The novel coronavirus disease, named COVID-19, emerged in China in December 2019, and has rapidly spread around the world. It is clearly urgent to fight COVID-19 at global scale. The development of methods for identifying drug uses based on phenotypic data can improve the efficiency of drug development. However, there are still many difficulties in identifying drug applications based on cell picture data. This work reported one state-of-the-art machine learning method to identify drug uses based on the cell image features of 1024 drugs generated in the LINCS program.
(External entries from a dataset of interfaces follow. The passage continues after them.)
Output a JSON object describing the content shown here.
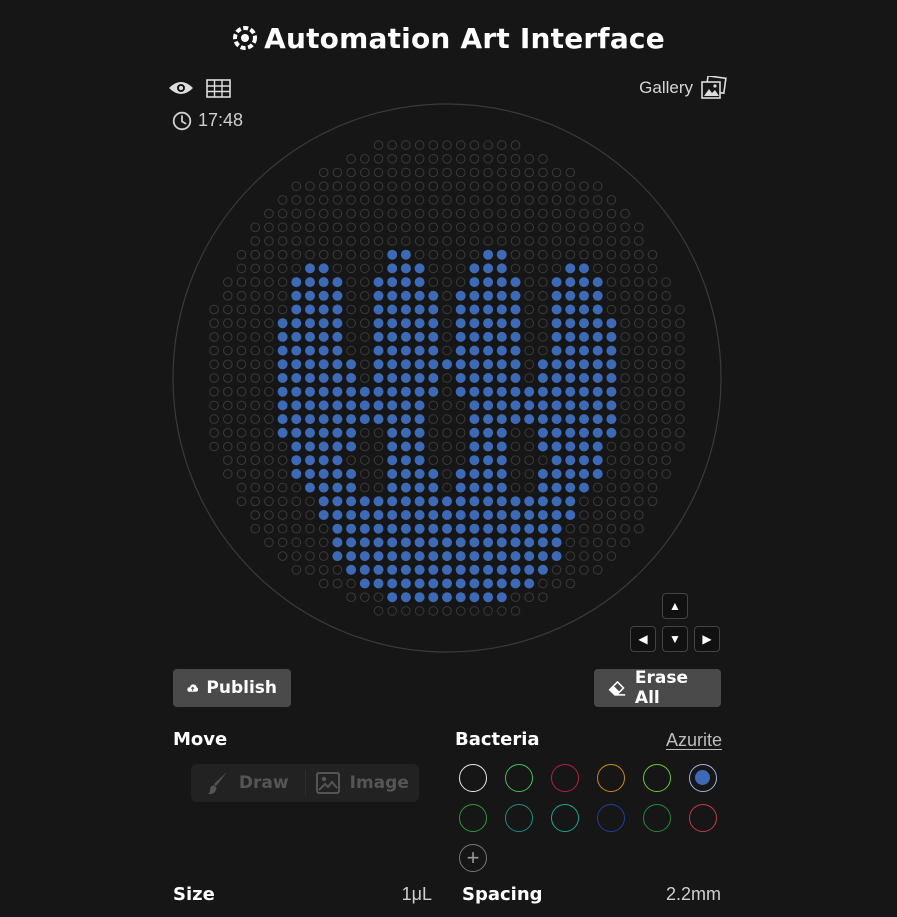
{
  "header": {
    "title": "Automation Art Interface",
    "logo_icon": "gear-flower-icon"
  },
  "toolbar": {
    "visibility_icon": "eye-icon",
    "grid_icon": "grid-icon",
    "gallery_label": "Gallery",
    "gallery_icon": "images-icon",
    "time": "17:48",
    "time_icon": "clock-icon"
  },
  "plate": {
    "well_color": "#3d6ab7",
    "empty_well_color": "#3a3a3a",
    "rim_color": "#3a3a3a"
  },
  "nav": {
    "up": "▲",
    "left": "◀",
    "down": "▼",
    "right": "▶"
  },
  "actions": {
    "publish_label": "Publish",
    "publish_icon": "cloud-upload-icon",
    "erase_label": "Erase All",
    "erase_icon": "eraser-icon"
  },
  "move": {
    "label": "Move",
    "draw_label": "Draw",
    "image_label": "Image"
  },
  "bacteria": {
    "label": "Bacteria",
    "selected_name": "Azurite",
    "swatches": [
      {
        "color": "#e8e8e8",
        "selected": false
      },
      {
        "color": "#3fc25b",
        "selected": false
      },
      {
        "color": "#b3223d",
        "selected": false
      },
      {
        "color": "#c98a16",
        "selected": false
      },
      {
        "color": "#6acb2b",
        "selected": false
      },
      {
        "color": "#3d6ab7",
        "selected": true
      },
      {
        "color": "#2e9a3a",
        "selected": false
      },
      {
        "color": "#1e8a83",
        "selected": false
      },
      {
        "color": "#1aa59c",
        "selected": false
      },
      {
        "color": "#1e3f9c",
        "selected": false
      },
      {
        "color": "#1f8a3d",
        "selected": false
      },
      {
        "color": "#c53a48",
        "selected": false
      }
    ],
    "add_label": "+"
  },
  "size": {
    "label": "Size",
    "value": "1μL"
  },
  "spacing": {
    "label": "Spacing",
    "value": "2.2mm"
  }
}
Because the multi-dimensional features of the image are affected by non-experimental factors, the characteristics of similar drugs vary greatly, and the current sample number is not enough to use deep learning and other methods are used for learning optimization. As a consequence, this study is based on the supervised ITML algorithm to convert the characteristics of drugs. The results show that the characteristics of ITML conversion are more conducive to the recognition of drug functions. The analysis of feature conversion shows that different features play important roles in identifying different drug functions. For the current COVID-19, Chloroquine and Hydroxychloroquine achieve antiviral effects by inhibiting endocytosis, etc., and were classified to the same community. And Clomiphene in the same community inibited the entry of Ebola Virus, indicated a similar MoAs that could be reflected by cell image.